The second meeting we had yesterday (why does every company have so many meetings?), involved scheduling the patches for the rest of the company.
At our company we actually send out 3 packages at once.
The first package is the patch notice.
It informs our customers (IT world translation: end-user) that their machine is part of the SMS patch program and is targeted to receive the latest patches.
It also gives instructions for calling helpdesk (I’m sure helpdesk is thrilled that we give that extension out every month to every customer).
The notice is available starting at 8:00am and the advertisement runs for 8 hours (5:00pm).
If the customer clicks okay, or 8 hours passes and the notice closes itself, the program package ran successfully.
At 11:00pm, the Microsoft Patch Update program runs.
This is the same program created and updated by ITMU.
We advertise it to run for 3 days.
It ends at 10:00am on the 3rd day.
This way we catch laptop users and people who take a short week.
The third program is advertised starting on the 2nd day.
This is a reboot notice.
We don’t actually reboot machines, instead we let the customer
do it. The reboot notice checks the registry to see if the customer has a patch pending reboot.
Patches that quit with exit code 3010 will create a temporary reg key for that update: HKEY_LOCAL_MACHINE\SOFTWARE\Microsoft\Windows\ CurrentVersion\WindowsUpdate\AutoUpdate\RebootRequired\DWORD value of each update ID that requires a reboot and sets the value to 1.
If we don’t find a key = 1 then the reboot notice is suppressed.

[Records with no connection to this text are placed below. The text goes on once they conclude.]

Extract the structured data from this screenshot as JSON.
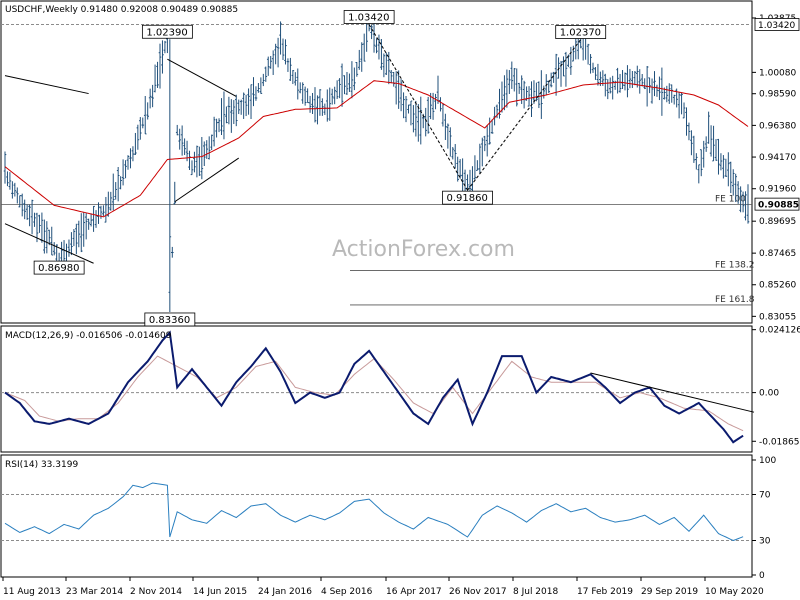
{
  "window": {
    "symbol_line": "USDCHF,Weekly  0.91480 0.92008 0.90489 0.90885",
    "watermark": "ActionForex.com"
  },
  "colors": {
    "bars": "#1f4f7a",
    "ma": "#cc0000",
    "macd": "#0b1b6e",
    "signal": "#c89a9a",
    "rsi": "#2a7fbf",
    "trend": "#000000",
    "grid": "#8c8c8c",
    "last_price_bg": "#ffffff"
  },
  "chart_data": [
    {
      "type": "ohlc",
      "title": "USDCHF,Weekly  0.91480 0.92008 0.90489 0.90885",
      "x_tick_labels": [
        "11 Aug 2013",
        "23 Mar 2014",
        "2 Nov 2014",
        "14 Jun 2015",
        "24 Jan 2016",
        "4 Sep 2016",
        "16 Apr 2017",
        "26 Nov 2017",
        "8 Jul 2018",
        "17 Feb 2019",
        "29 Sep 2019",
        "10 May 2020"
      ],
      "y_tick_labels": [
        "1.03875",
        "1.00080",
        "0.98590",
        "0.96380",
        "0.94170",
        "0.91960",
        "0.89695",
        "0.87465",
        "0.85260",
        "0.83055"
      ],
      "ylim": [
        0.828,
        1.0485
      ],
      "last_price": "0.90885",
      "last_price_value": 0.90885,
      "grid": false,
      "price_path": [
        [
          0,
          0.93
        ],
        [
          8,
          0.905
        ],
        [
          16,
          0.89
        ],
        [
          22,
          0.8698
        ],
        [
          28,
          0.885
        ],
        [
          34,
          0.895
        ],
        [
          40,
          0.905
        ],
        [
          46,
          0.92
        ],
        [
          52,
          0.945
        ],
        [
          58,
          0.975
        ],
        [
          62,
          1.0
        ],
        [
          66,
          1.0239
        ],
        [
          67,
          0.8336
        ],
        [
          70,
          0.96
        ],
        [
          76,
          0.935
        ],
        [
          82,
          0.945
        ],
        [
          88,
          0.97
        ],
        [
          94,
          0.975
        ],
        [
          100,
          0.98
        ],
        [
          106,
          1.0
        ],
        [
          112,
          1.02
        ],
        [
          118,
          0.995
        ],
        [
          124,
          0.98
        ],
        [
          130,
          0.975
        ],
        [
          136,
          0.99
        ],
        [
          142,
          0.995
        ],
        [
          148,
          1.0342
        ],
        [
          152,
          1.015
        ],
        [
          158,
          0.995
        ],
        [
          164,
          0.975
        ],
        [
          170,
          0.965
        ],
        [
          176,
          0.985
        ],
        [
          182,
          0.945
        ],
        [
          188,
          0.9186
        ],
        [
          194,
          0.945
        ],
        [
          200,
          0.975
        ],
        [
          206,
          0.995
        ],
        [
          212,
          0.985
        ],
        [
          218,
          0.985
        ],
        [
          224,
          1.0
        ],
        [
          230,
          1.01
        ],
        [
          234,
          1.0237
        ],
        [
          240,
          1.0
        ],
        [
          246,
          0.99
        ],
        [
          252,
          0.995
        ],
        [
          258,
          0.995
        ],
        [
          264,
          0.99
        ],
        [
          270,
          0.985
        ],
        [
          276,
          0.975
        ],
        [
          282,
          0.93
        ],
        [
          286,
          0.96
        ],
        [
          292,
          0.935
        ],
        [
          296,
          0.925
        ],
        [
          300,
          0.9095
        ],
        [
          302,
          0.90885
        ]
      ],
      "ma_path": [
        [
          0,
          0.935
        ],
        [
          20,
          0.908
        ],
        [
          40,
          0.9
        ],
        [
          55,
          0.915
        ],
        [
          66,
          0.94
        ],
        [
          80,
          0.942
        ],
        [
          95,
          0.955
        ],
        [
          105,
          0.97
        ],
        [
          118,
          0.975
        ],
        [
          135,
          0.976
        ],
        [
          150,
          0.995
        ],
        [
          160,
          0.993
        ],
        [
          172,
          0.985
        ],
        [
          185,
          0.972
        ],
        [
          195,
          0.962
        ],
        [
          205,
          0.98
        ],
        [
          220,
          0.985
        ],
        [
          235,
          0.992
        ],
        [
          250,
          0.994
        ],
        [
          265,
          0.99
        ],
        [
          280,
          0.985
        ],
        [
          290,
          0.978
        ],
        [
          302,
          0.963
        ]
      ],
      "annotations": [
        {
          "label": "1.03420",
          "value": 1.0342,
          "x_index": 148
        },
        {
          "label": "1.02390",
          "value": 1.0239,
          "x_index": 66
        },
        {
          "label": "1.02370",
          "value": 1.0237,
          "x_index": 234
        },
        {
          "label": "0.91860",
          "value": 0.9186,
          "x_index": 188
        },
        {
          "label": "0.86980",
          "value": 0.8698,
          "x_index": 22
        },
        {
          "label": "0.83360",
          "value": 0.8336,
          "x_index": 67
        }
      ],
      "fe_levels": [
        {
          "label": "FE 100",
          "value": 0.9086
        },
        {
          "label": "FE 138.2",
          "value": 0.8625
        },
        {
          "label": "FE 161.8",
          "value": 0.8385
        }
      ],
      "trendlines": [
        [
          [
            0,
            0.9985
          ],
          [
            34,
            0.986
          ]
        ],
        [
          [
            0,
            0.8952
          ],
          [
            36,
            0.8676
          ]
        ],
        [
          [
            66,
            1.01
          ],
          [
            94,
            0.984
          ]
        ],
        [
          [
            69,
            0.9105
          ],
          [
            95,
            0.941
          ]
        ],
        [
          [
            148,
            1.0342
          ],
          [
            188,
            0.9186
          ]
        ],
        [
          [
            188,
            0.9186
          ],
          [
            234,
            1.0237
          ]
        ]
      ],
      "bar_count": 303
    },
    {
      "type": "line",
      "title": "MACD(12,26,9) -0.016506 -0.014609",
      "y_tick_labels": [
        "0.024126",
        "0.00",
        "-0.018657"
      ],
      "ylim": [
        -0.022,
        0.024
      ],
      "series": [
        {
          "name": "MACD",
          "path": [
            [
              0,
              0.0
            ],
            [
              6,
              -0.004
            ],
            [
              12,
              -0.011
            ],
            [
              18,
              -0.012
            ],
            [
              26,
              -0.01
            ],
            [
              34,
              -0.012
            ],
            [
              42,
              -0.008
            ],
            [
              50,
              0.004
            ],
            [
              58,
              0.012
            ],
            [
              64,
              0.02
            ],
            [
              67,
              0.023
            ],
            [
              70,
              0.002
            ],
            [
              76,
              0.009
            ],
            [
              82,
              0.002
            ],
            [
              88,
              -0.005
            ],
            [
              94,
              0.004
            ],
            [
              100,
              0.01
            ],
            [
              106,
              0.017
            ],
            [
              112,
              0.008
            ],
            [
              118,
              -0.004
            ],
            [
              124,
              0.0
            ],
            [
              130,
              -0.002
            ],
            [
              136,
              0.0
            ],
            [
              142,
              0.011
            ],
            [
              148,
              0.016
            ],
            [
              154,
              0.008
            ],
            [
              160,
              0.0
            ],
            [
              166,
              -0.008
            ],
            [
              172,
              -0.012
            ],
            [
              178,
              -0.002
            ],
            [
              184,
              0.005
            ],
            [
              190,
              -0.012
            ],
            [
              196,
              0.0
            ],
            [
              202,
              0.014
            ],
            [
              210,
              0.014
            ],
            [
              216,
              0.0
            ],
            [
              222,
              0.006
            ],
            [
              230,
              0.004
            ],
            [
              238,
              0.007
            ],
            [
              244,
              0.002
            ],
            [
              250,
              -0.004
            ],
            [
              256,
              0.0
            ],
            [
              262,
              0.002
            ],
            [
              268,
              -0.005
            ],
            [
              274,
              -0.008
            ],
            [
              282,
              -0.004
            ],
            [
              288,
              -0.01
            ],
            [
              292,
              -0.014
            ],
            [
              296,
              -0.019
            ],
            [
              300,
              -0.0165
            ]
          ]
        },
        {
          "name": "Signal",
          "path": [
            [
              0,
              0.0
            ],
            [
              8,
              -0.003
            ],
            [
              14,
              -0.009
            ],
            [
              22,
              -0.011
            ],
            [
              30,
              -0.01
            ],
            [
              38,
              -0.01
            ],
            [
              46,
              -0.004
            ],
            [
              54,
              0.006
            ],
            [
              62,
              0.014
            ],
            [
              70,
              0.01
            ],
            [
              78,
              0.006
            ],
            [
              86,
              -0.002
            ],
            [
              94,
              0.002
            ],
            [
              102,
              0.01
            ],
            [
              110,
              0.012
            ],
            [
              118,
              0.002
            ],
            [
              126,
              0.0
            ],
            [
              134,
              -0.001
            ],
            [
              142,
              0.007
            ],
            [
              150,
              0.013
            ],
            [
              158,
              0.005
            ],
            [
              166,
              -0.004
            ],
            [
              174,
              -0.008
            ],
            [
              182,
              0.002
            ],
            [
              190,
              -0.008
            ],
            [
              198,
              0.002
            ],
            [
              206,
              0.012
            ],
            [
              214,
              0.006
            ],
            [
              222,
              0.004
            ],
            [
              230,
              0.004
            ],
            [
              240,
              0.004
            ],
            [
              250,
              -0.002
            ],
            [
              258,
              0.0
            ],
            [
              266,
              -0.002
            ],
            [
              276,
              -0.006
            ],
            [
              286,
              -0.007
            ],
            [
              294,
              -0.012
            ],
            [
              300,
              -0.0146
            ]
          ]
        }
      ],
      "trendline": [
        [
          238,
          0.0075
        ],
        [
          302,
          -0.0075
        ]
      ],
      "grid": false
    },
    {
      "type": "line",
      "title": "RSI(14) 33.3199",
      "y_tick_labels": [
        "100",
        "70",
        "30",
        "0"
      ],
      "ylim": [
        0,
        100
      ],
      "levels": [
        70,
        30
      ],
      "series": [
        {
          "name": "RSI",
          "path": [
            [
              0,
              45
            ],
            [
              6,
              37
            ],
            [
              12,
              42
            ],
            [
              18,
              36
            ],
            [
              24,
              44
            ],
            [
              30,
              40
            ],
            [
              36,
              52
            ],
            [
              42,
              58
            ],
            [
              48,
              68
            ],
            [
              52,
              78
            ],
            [
              56,
              76
            ],
            [
              60,
              80
            ],
            [
              66,
              78
            ],
            [
              67,
              33
            ],
            [
              70,
              55
            ],
            [
              76,
              48
            ],
            [
              82,
              45
            ],
            [
              88,
              56
            ],
            [
              94,
              50
            ],
            [
              100,
              60
            ],
            [
              106,
              62
            ],
            [
              112,
              52
            ],
            [
              118,
              46
            ],
            [
              124,
              52
            ],
            [
              130,
              48
            ],
            [
              136,
              54
            ],
            [
              142,
              64
            ],
            [
              148,
              66
            ],
            [
              154,
              54
            ],
            [
              160,
              46
            ],
            [
              166,
              40
            ],
            [
              172,
              50
            ],
            [
              180,
              44
            ],
            [
              188,
              33
            ],
            [
              194,
              52
            ],
            [
              200,
              60
            ],
            [
              206,
              54
            ],
            [
              212,
              46
            ],
            [
              218,
              56
            ],
            [
              224,
              62
            ],
            [
              230,
              55
            ],
            [
              236,
              58
            ],
            [
              242,
              50
            ],
            [
              248,
              46
            ],
            [
              254,
              48
            ],
            [
              260,
              52
            ],
            [
              266,
              44
            ],
            [
              272,
              50
            ],
            [
              278,
              38
            ],
            [
              284,
              52
            ],
            [
              290,
              36
            ],
            [
              296,
              30
            ],
            [
              300,
              33.3
            ]
          ]
        }
      ],
      "grid": false
    }
  ]
}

If there is valid reboot key, then we display a notice that alerts the customer.
The customer may delay the reboot by clicking okay, but not kill the notice.
It will pop up again later, until a reboot happens, or the advertisement expires, 8 hours later.

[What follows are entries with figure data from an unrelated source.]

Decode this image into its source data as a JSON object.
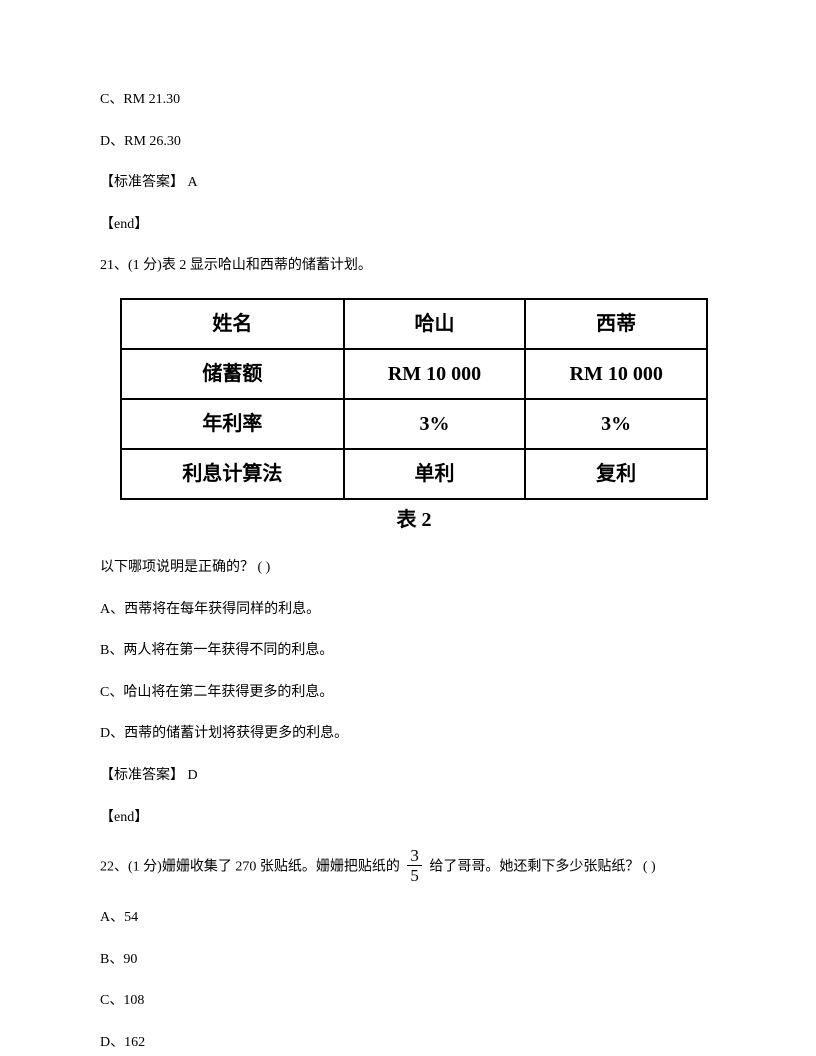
{
  "prev": {
    "optC": "C、RM 21.30",
    "optD": "D、RM 26.30",
    "answer_label": "【标准答案】 A",
    "end_label": "【end】"
  },
  "q21": {
    "stem": "21、(1 分)表 2 显示哈山和西蒂的储蓄计划。",
    "table": {
      "r0": {
        "c0": "姓名",
        "c1": "哈山",
        "c2": "西蒂"
      },
      "r1": {
        "c0": "储蓄额",
        "c1": "RM 10 000",
        "c2": "RM 10 000"
      },
      "r2": {
        "c0": "年利率",
        "c1": "3%",
        "c2": "3%"
      },
      "r3": {
        "c0": "利息计算法",
        "c1": "单利",
        "c2": "复利"
      }
    },
    "table_caption": "表 2",
    "prompt": "以下哪项说明是正确的？ ( )",
    "optA": "A、西蒂将在每年获得同样的利息。",
    "optB": "B、两人将在第一年获得不同的利息。",
    "optC": "C、哈山将在第二年获得更多的利息。",
    "optD": "D、西蒂的储蓄计划将获得更多的利息。",
    "answer_label": "【标准答案】 D",
    "end_label": "【end】"
  },
  "q22": {
    "stem_before": "22、(1 分)姗姗收集了 270 张贴纸。姗姗把贴纸的 ",
    "frac_num": "3",
    "frac_den": "5",
    "stem_after": " 给了哥哥。她还剩下多少张贴纸？ ( )",
    "optA": "A、54",
    "optB": "B、90",
    "optC": "C、108",
    "optD": "D、162"
  }
}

Get the script from Microsoft here:
http://msdn.microsoft.com/library/default.asp?url=/library/en-us/wua_sdk/wua/using_wua_to_scan_for_updates_offline.aspWe had 4 different collections to setup of all 3 package advertisements for.

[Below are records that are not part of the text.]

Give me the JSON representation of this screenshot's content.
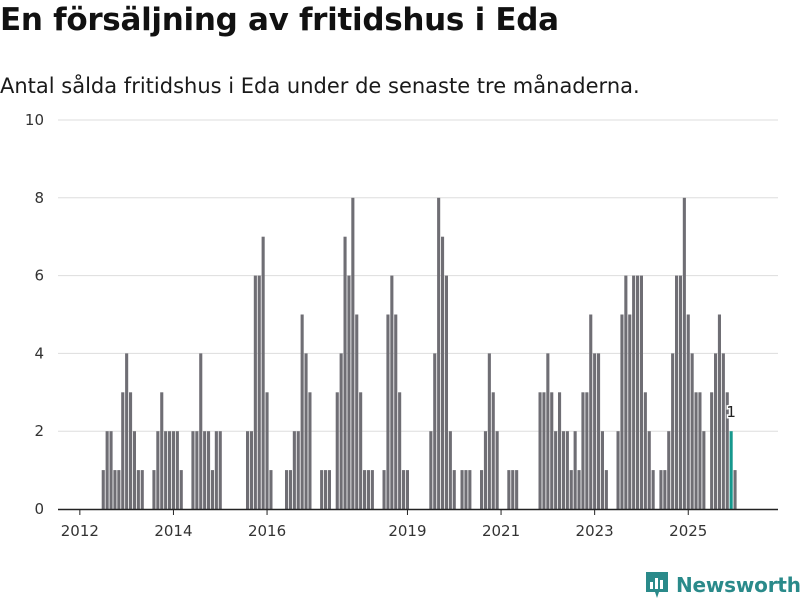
{
  "title": "En försäljning av fritidshus i Eda",
  "subtitle": "Antal sålda fritidshus i Eda under de senaste tre månaderna.",
  "brand": "Newsworthy",
  "colors": {
    "bar": "#6f6e74",
    "highlight": "#16988d",
    "grid": "#dddddd",
    "brand": "#2a8a8a"
  },
  "chart_data": {
    "type": "bar",
    "title": "En försäljning av fritidshus i Eda",
    "xlabel": "",
    "ylabel": "",
    "ylim": [
      0,
      10
    ],
    "yticks": [
      0,
      2,
      4,
      6,
      8,
      10
    ],
    "x_start": "2011-01",
    "x_ticks": [
      {
        "label": "2012",
        "index": 12
      },
      {
        "label": "2014",
        "index": 36
      },
      {
        "label": "2016",
        "index": 60
      },
      {
        "label": "2019",
        "index": 96
      },
      {
        "label": "2021",
        "index": 120
      },
      {
        "label": "2023",
        "index": 144
      },
      {
        "label": "2025",
        "index": 168
      }
    ],
    "values": [
      0,
      0,
      0,
      0,
      0,
      0,
      0,
      0,
      0,
      0,
      0,
      0,
      0,
      0,
      0,
      0,
      0,
      0,
      1,
      2,
      2,
      1,
      1,
      3,
      4,
      3,
      2,
      1,
      1,
      0,
      0,
      1,
      2,
      3,
      2,
      2,
      2,
      2,
      1,
      0,
      0,
      2,
      2,
      4,
      2,
      2,
      1,
      2,
      2,
      0,
      0,
      0,
      0,
      0,
      0,
      2,
      2,
      6,
      6,
      7,
      3,
      1,
      0,
      0,
      0,
      1,
      1,
      2,
      2,
      5,
      4,
      3,
      0,
      0,
      1,
      1,
      1,
      0,
      3,
      4,
      7,
      6,
      8,
      5,
      3,
      1,
      1,
      1,
      0,
      0,
      1,
      5,
      6,
      5,
      3,
      1,
      1,
      0,
      0,
      0,
      0,
      0,
      2,
      4,
      8,
      7,
      6,
      2,
      1,
      0,
      1,
      1,
      1,
      0,
      0,
      1,
      2,
      4,
      3,
      2,
      0,
      0,
      1,
      1,
      1,
      0,
      0,
      0,
      0,
      0,
      3,
      3,
      4,
      3,
      2,
      3,
      2,
      2,
      1,
      2,
      1,
      3,
      3,
      5,
      4,
      4,
      2,
      1,
      0,
      0,
      2,
      5,
      6,
      5,
      6,
      6,
      6,
      3,
      2,
      1,
      0,
      1,
      1,
      2,
      4,
      6,
      6,
      8,
      5,
      4,
      3,
      3,
      2,
      0,
      3,
      4,
      5,
      4,
      3,
      2,
      1
    ],
    "highlight_index": 179,
    "highlight_label": "1"
  }
}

The first one went out to the entire systems group.
It was one last chance to find a problem before hitting the rest of the company, so all of its packages are advertised one day earlier.
The second group was our normal internal lan.
Known as the Business Network, it hits all our standard operational departments (marketing, accounting, contracts, etc.).
The third group was our developer network.
Our developers are currently given a choice about having SMS update their system.
The ones who opt out must be able to provide a valid reason, so we separated the entire network to make administration a little easier when dealing with the rest of the company.
The last network was our RO’s (Regional Offices).
We’ll probably roll them into the business network eventually, but for now they are separate.
We did hit an issue with the RO’s, the old admin had a 3 hour time difference for some parts of the patches but not for all. We spent an hour debating if SMS used the Parent Site time, the Child Site time, the DP time, or the client time. While we were certain that most machines in the lan were joined to the domain and therefore had the right time, we couldn’t be as sure about the RO’s. Also, if all the RO’s are in one collection and we start something at 8:00 am our time (Pacific), then it really starts at 11:00 eastern. If we start it at 5:00 am our time then how does that affect things that are expected to run until 5:00pm since they would now be ending at 2:00pm. At one point Admin no. 2 thought that checking the Greenwich Mean Time checkbox would be a good idea. We eventually convinced him that it wasn’t. We finally settled on running the notices at the earlier adjusted time, but running the patch at our local 11:00pm time, which was 8:00pm eastern. Anybody still working at 8:00 and noticing a slowdown should just call it quits for the day.